Sull’anniversario dei due anni dall’invasione russa in Ucraina non dovrei scrivere nulla, sia per coerenza con quanto ho sempre sostenuto (la tragedia non è iniziata il 24 febbraio 2022), sia perché dopo due anni non vedo fatti sorprendenti da commentare in Ucraina rispetto a quanto succede altrove.

Semmai merita una riflessione l’anniversario dei trent’anni (dal 1994) di destabilizzazione in Europa e allargamento della Nato ai danni della sicurezza russa, dei vent’anni di guerra di sovversione (dal 2004) da parte degli Stati Uniti in Ucraina e dei dieci anni (dal 2014) di guerra di repressione ucraina nei confronti dei suoi stessi cittadini russofoni.

In questa prospettiva, la spedizione militare russa in territorio ucraino del 2022 appare per quello che veramente è stata e non per ciò che a essa è stato attribuito da chi voleva e ancora vuole la guerra in Europa contro la Russia e contro la stessa Europa.

Non è stata un’invasione full scale (totale), unmotivated (immotivata), unprovoked (non provocata), illegal (illegale) e nemmeno criminal (criminale) come ci viene propinato. È stata una delle possibili risposte alla guerra voluta, preparata e sostenuta esattamente da chi la definisce con tali espressioni.

Di fronte a un regime ucraino che con i presidenti Yuschenko, Turcynov e Poroshenko era palesemente nazista e antirusso, e con quello di Zelensky pronto a subire i diktat dell’estrema destra sostenuta dagli Stati Uniti e dall’Europa, la Russia aveva già lanciato chiari messaggi.

Per le vie diplomatiche aveva espresso le preoccupazioni per l’espansione della Nato e per le vie militari aveva indicato i limiti di tolleranza per la propria sicurezza in Georgia (2008) e in Donbass e Crimea (2014).

La Russia poteva evitare l’invasione concordando con l’ucraina, l’Europa e gli Stati Uniti le garanzie per i cittadini russofoni e la neutralità dell’ucraina. In effetti aveva formulato proposte in tal senso ben prima dell’invasione ricevendo sprezzanti risposte negative proprio mentre Ucraina e Stati Uniti dal 2021 stavano pianificando il conflitto in Crimea e l’ingresso dell’ucraina nella Nato per impedire o provocare le reazioni russe.

Era chiaro che l’ingresso nella Nato dell’ucraina andava oltre la semplice diatriba per la Crimea e il Donbass. Lo schieramento delle armi occidentali ai confini della Russia azzerava il tempo di preavviso per la sua difesa e avrebbe innescato la sola guerra possibile: quella nucleare e preventiva in Europa.

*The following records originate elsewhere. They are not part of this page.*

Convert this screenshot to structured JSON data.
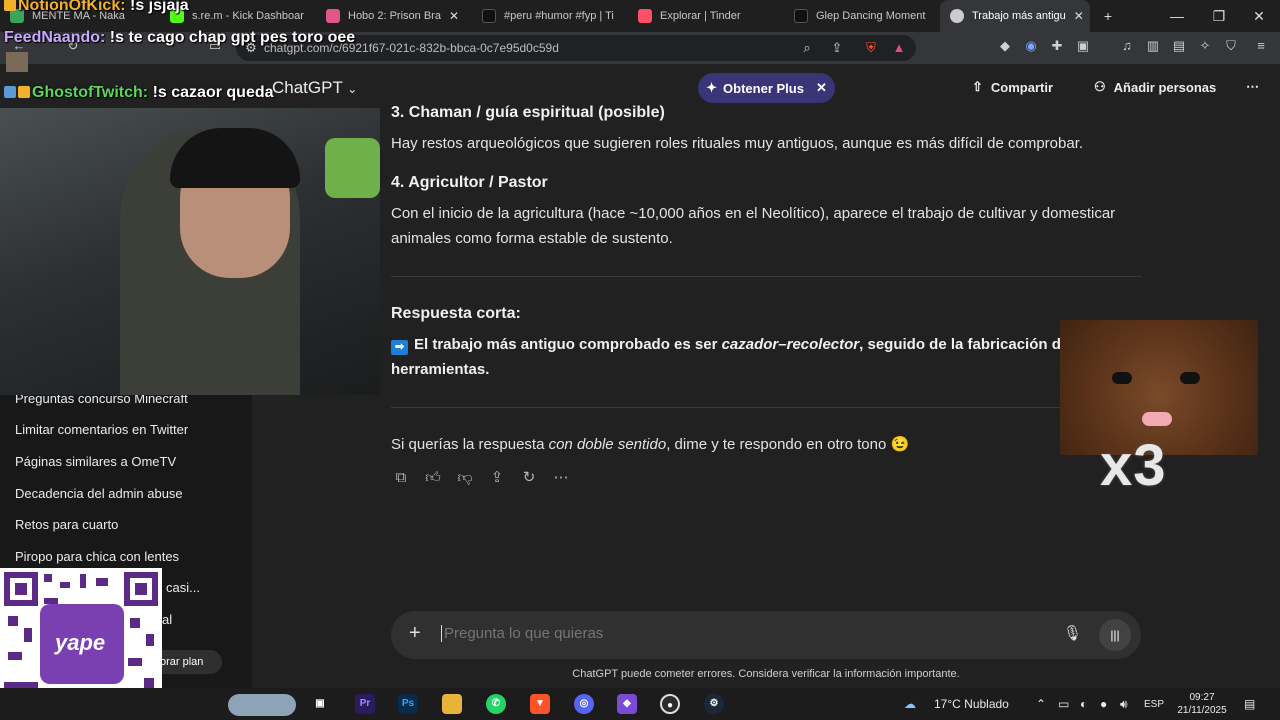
{
  "browser": {
    "tabs": [
      {
        "label": "MENTE MA - Naka",
        "favicon_color": "#3ba55c"
      },
      {
        "label": "s.re.m - Kick Dashboar",
        "favicon_color": "#53fc18"
      },
      {
        "label": "Hobo 2: Prison Bra",
        "favicon_color": "#e0558a"
      },
      {
        "label": "#peru #humor #fyp | Ti",
        "favicon_color": "#111111"
      },
      {
        "label": "Explorar | Tinder",
        "favicon_color": "#fd5068"
      },
      {
        "label": "Glep Dancing Moment",
        "favicon_color": "#111111"
      },
      {
        "label": "Trabajo más antigu",
        "favicon_color": "#cccccc"
      }
    ],
    "url": "chatgpt.com/c/6921f67-021c-832b-bbca-0c7e95d0c59d"
  },
  "header": {
    "model": "ChatGPT",
    "plus_label": "Obtener Plus",
    "share_label": "Compartir",
    "add_people_label": "Añadir personas"
  },
  "sidebar": {
    "items": [
      "Preguntas concurso Minecraft",
      "Limitar comentarios en Twitter",
      "Páginas similares a OmeTV",
      "Decadencia del admin abuse",
      "Retos para cuarto",
      "Piropo para chica con lentes",
      "casi...",
      "al"
    ],
    "upgrade_label": "orar plan"
  },
  "content": {
    "section3_heading": "3. Chaman / guía espiritual (posible)",
    "section3_text": "Hay restos arqueológicos que sugieren roles rituales muy antiguos, aunque es más difícil de comprobar.",
    "section4_heading": "4. Agricultor / Pastor",
    "section4_text": "Con el inicio de la agricultura (hace ~10,000 años en el Neolítico), aparece el trabajo de cultivar y domesticar animales como forma estable de sustento.",
    "short_answer_heading": "Respuesta corta:",
    "short_answer_part1": "El trabajo más antiguo comprobado es ser ",
    "short_answer_italic": "cazador–recolector",
    "short_answer_part2": ", seguido de la fabricación de herramientas.",
    "followup_part1": "Si querías la respuesta ",
    "followup_italic": "con doble sentido",
    "followup_part2": ", dime y te respondo en otro tono 😉"
  },
  "composer": {
    "placeholder": "Pregunta lo que quieras",
    "disclaimer": "ChatGPT puede cometer errores. Considera verificar la información importante."
  },
  "stream_chat": [
    {
      "user": "NotionOfKick:",
      "message": "!s jsjaja",
      "color": "#f3b12b"
    },
    {
      "user": "FeedNaando:",
      "message": "!s te cago chap gpt pes toro oee",
      "color": "#c9a8ff"
    },
    {
      "user": "GhostofTwitch:",
      "message": "!s cazaor queda",
      "color": "#5cd65c"
    }
  ],
  "overlay": {
    "sticker_text": "x3",
    "qr_label": "yape"
  },
  "taskbar": {
    "weather": "17°C  Nublado",
    "language": "ESP",
    "time": "09:27",
    "date": "21/11/2025"
  }
}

Il calcolo che la Russia non avrebbe potuto ricorrere al nucleare per timore delle rappresaglie nucleari statunitensi sul proprio territorio si scontrava con l’osservazione che l’America non avrebbe rischiato un attacco nucleare strategico ai territori statunitensi per “salvare” l’Europa né tanto meno l’ucraina.

Un dubbio antico, ma sempre vivo che la stessa Ucraina aveva percepito quando, subito dopo l’invasione, era riuscita a stabilire un accordo con la Russia per la cessazione delle ostilità. Accordo fallito per esplicito ricatto degli angloamericani che così resero ben chiaro quale guerra e per chi avrebbero dovuto combattere gli ucraini fino al loro ultimo uomo: una guerra di autodistruzione contro la Russia per gli interessi angloamericani in Europa e nel mondo.

L’opzione militare russa aveva quindi i suoi motivi in decenni di provocazioni e nell’imminenza/immanenza di un rischio esistenziale per la Russia e per le popolazioni affini che il diritto internazionale prevede debbano essere protette (Right to protect o R2P).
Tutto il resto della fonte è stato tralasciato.